At a glance
On October 1, after the scheduled recalculation, Bitcoin’s mining difficulty rose by 5.9% to a record 150.8 T—a new all-time high for the network.
What happened
- The October 1 adjustment pushed difficulty to 150.8 T, reflecting the overall competition and compute power connected to the network.
- Next-adjustment outlook: a modest 1.7% decrease to 148.1 T.
Network dynamics
- Difficulty has been rising steadily since mid-July.
- The average block interval had long stayed below 10 minutes, but most recently exceeded 11 minutes, prompting a corrective adjustment.
- According to Glassnode, the smoothed hashrate (7-day MA) remains above 1 ZH/s (zettahash per second).
Pool breakdown
- Foundry USA — 29.7% of hashrate
- AntPool — 15.5%
- F2Pool — 14.8%
Together, three pools control around 60% of the network’s computing power.
Market and miner profitability
- Hashrate Index reports hashprice over the last 24 hours increased from $49.8 to $50.3 per PH/s per day.
- Miner revenues are also supported by Bitcoin’s recovery above $120,000.
Public miners gain share
BitcoinMiningStock estimates public mining companies have increased their share of total compute power to 39.8%, signaling accelerating industry consolidation.
Deals & infrastructure
In late September, mining firm TeraWulf announced plans to raise $3 billion—with Morgan Stanley’s support—to build data centers, a notable signal for capital-intensive infrastructure.
Betting on efficiency: how miners are adapting
Rising difficulty amid a moderately volatile hashprice raises the bar for operational efficiency. Key adaptation vectors:
- ASIC efficiency: migration to more energy-efficient models, fine-tuning firmware and frequency/voltage profiles.
- Energy management: long-term power contracts, siting in regions with surplus generation, flexible demand-response programs.
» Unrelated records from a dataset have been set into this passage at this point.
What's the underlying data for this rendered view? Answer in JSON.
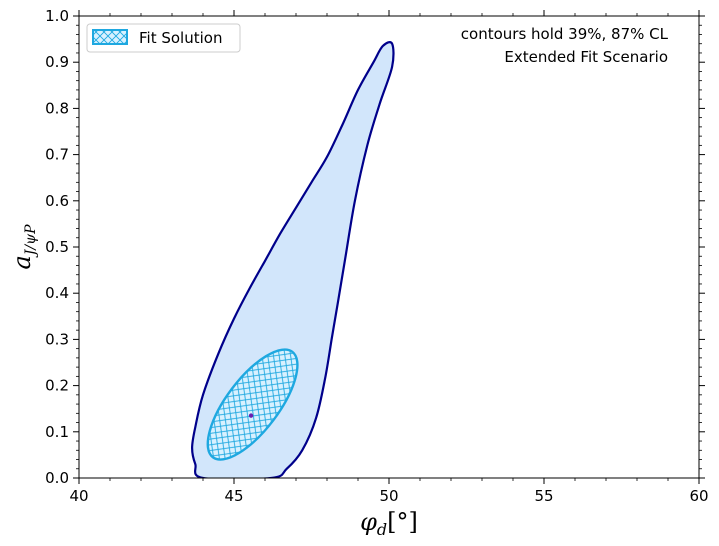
{
  "chart_data": {
    "type": "contour",
    "xlabel": "φd[°]",
    "ylabel": "aJ/ψP",
    "xlim": [
      40,
      60
    ],
    "ylim": [
      0,
      1.0
    ],
    "x_ticks": [
      40,
      45,
      50,
      55,
      60
    ],
    "y_ticks": [
      0.0,
      0.1,
      0.2,
      0.3,
      0.4,
      0.5,
      0.6,
      0.7,
      0.8,
      0.9,
      1.0
    ],
    "annotations": [
      "contours hold 39%, 87% CL",
      "Extended Fit Scenario"
    ],
    "legend": {
      "label": "Fit Solution",
      "position": "top-left"
    },
    "series": [
      {
        "name": "Fit Solution",
        "best_fit": [
          45.55,
          0.135
        ],
        "colors": {
          "inner_edge": "#1ea8e0",
          "inner_hatch": "#1ea8e0",
          "inner_fill": "#d8f1ff",
          "outer_edge": "#00008b",
          "outer_fill": "#d2e6fb",
          "marker": "#6a1fb0"
        },
        "contours": [
          {
            "level": "87%",
            "points": [
              [
                44.0,
                0.0
              ],
              [
                43.75,
                0.03
              ],
              [
                43.65,
                0.065
              ],
              [
                43.75,
                0.11
              ],
              [
                44.0,
                0.18
              ],
              [
                44.5,
                0.27
              ],
              [
                45.0,
                0.345
              ],
              [
                45.5,
                0.41
              ],
              [
                46.0,
                0.47
              ],
              [
                46.5,
                0.53
              ],
              [
                47.0,
                0.585
              ],
              [
                47.5,
                0.64
              ],
              [
                48.0,
                0.695
              ],
              [
                48.5,
                0.765
              ],
              [
                49.0,
                0.84
              ],
              [
                49.5,
                0.9
              ],
              [
                49.8,
                0.935
              ],
              [
                50.1,
                0.94
              ],
              [
                50.1,
                0.89
              ],
              [
                49.7,
                0.81
              ],
              [
                49.3,
                0.72
              ],
              [
                48.9,
                0.6
              ],
              [
                48.6,
                0.48
              ],
              [
                48.35,
                0.38
              ],
              [
                48.15,
                0.3
              ],
              [
                47.95,
                0.22
              ],
              [
                47.65,
                0.13
              ],
              [
                47.2,
                0.06
              ],
              [
                46.7,
                0.02
              ],
              [
                46.2,
                0.0
              ]
            ]
          },
          {
            "level": "39%",
            "ellipse": {
              "cx": 45.6,
              "cy": 0.159,
              "theta_deg": 53
            }
          }
        ]
      }
    ]
  }
}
- Power dispatching: dynamically throttling farms based on BTC price and electricity tariffs.
- Financial hedging: managing risk via BTC/hashrate derivatives and revenue diversification.
- Infrastructure & scale: consolidation and M&A to lower unit costs, better access to capital, and capex optimization.
Bottom line
The new 150.8 T difficulty high underscores intense competition in the Bitcoin network. With a slight pullback forecast and hashprice improving, miners’ focus is shifting to operational efficiency and energy costs. The growing share of public players and multi-billion-dollar infrastructure plans suggest the hashrate race is very much on—and the winners will be those who manage costs and scale best.